New funding for Idaho’s roads and bridges keeps coming, piece after piece.
During Monday’s House floor session, members endorsed two bills that could provide as much as $46 million in new road money, a need lawmakers wanted to address during their work this year.
The votes to raise up to $46 million came just hours after lawmakers supported a complex tax plan that included a 7-cent gas tax hike, along with an income tax cut and elimination of the state’s grocery tax.
Rep. Jason Monks, R-Meridian, sponsored the first piece of the two-bill package, a proposal to shift Idaho State Police spending from gas taxes to the state’s general fund. The bill also included a trigger to put more general fund cash toward roads should revenues achieve higher than 4 percent growth in a given year.
The ISP funding shift creates $16 million for roads, while the trigger could add up to another $10 million annually in future years.
Rep. Patrick McDonald, R-Boise, opposed the measure, saying it puts ISP’s funding on unstable ground.
Rep. Maxine Bell, R-Jerome, the House’s top appropriator, told colleagues the dedicated funding stream for ISP is a better place for the expense.
“I would hope you’d rethink this,” Bell said. “Let’s find another way to take care of our roads.”
Monks said it’s time the state force road dollars to compete with other expenses because that’s how Idaho families run their budgets.
“When my constituents go to their budgets, their dollars compete,” Monks said. “They have to. Every dollar we spend should have to compete.”
His bill cleared on a 39 to 31 vote.
Palmer’s bill generates $20 million for roads, derived from a $15 registration fee hike for cars and trucks, plus a $6 increase for motorcycle registration. The bill also adds a $150 fee to electric car registrations, plus $100 for hybrids.
Rep.
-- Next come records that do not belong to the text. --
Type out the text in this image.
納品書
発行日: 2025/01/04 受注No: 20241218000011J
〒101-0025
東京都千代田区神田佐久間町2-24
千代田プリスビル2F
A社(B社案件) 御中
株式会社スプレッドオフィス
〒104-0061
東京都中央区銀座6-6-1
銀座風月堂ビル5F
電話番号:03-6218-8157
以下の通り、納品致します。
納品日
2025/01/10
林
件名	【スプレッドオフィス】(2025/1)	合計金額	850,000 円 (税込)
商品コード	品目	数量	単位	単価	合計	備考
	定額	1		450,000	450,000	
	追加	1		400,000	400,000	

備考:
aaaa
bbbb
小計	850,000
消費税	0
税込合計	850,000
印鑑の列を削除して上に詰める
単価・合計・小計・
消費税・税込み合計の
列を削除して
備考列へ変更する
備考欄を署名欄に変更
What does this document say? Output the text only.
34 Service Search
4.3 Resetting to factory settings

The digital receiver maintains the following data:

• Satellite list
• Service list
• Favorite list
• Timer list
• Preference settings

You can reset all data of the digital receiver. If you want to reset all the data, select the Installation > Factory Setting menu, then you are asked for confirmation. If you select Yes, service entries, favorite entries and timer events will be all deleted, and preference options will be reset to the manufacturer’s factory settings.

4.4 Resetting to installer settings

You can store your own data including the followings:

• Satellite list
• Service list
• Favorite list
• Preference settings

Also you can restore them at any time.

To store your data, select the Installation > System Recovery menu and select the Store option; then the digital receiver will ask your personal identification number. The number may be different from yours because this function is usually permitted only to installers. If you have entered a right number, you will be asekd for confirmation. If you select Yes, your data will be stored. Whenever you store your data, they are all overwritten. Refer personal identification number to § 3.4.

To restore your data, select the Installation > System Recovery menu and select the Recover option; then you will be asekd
Mat Erpelding, D-Boise, criticized lawmakers for not doing enough to address Idaho’s road maintenance funding shortage, which officials estimate at $262 million.
“We are not doing our job here,” the Boise Democrat said.
Palmer’s bill cleared on a 43 to 26 vote.
Both bills, along with the tax plan, now head to the Senate for hearings. The Legislature could adjourn for the year as soon as lawmakers finish their work on these three bills and the education budget.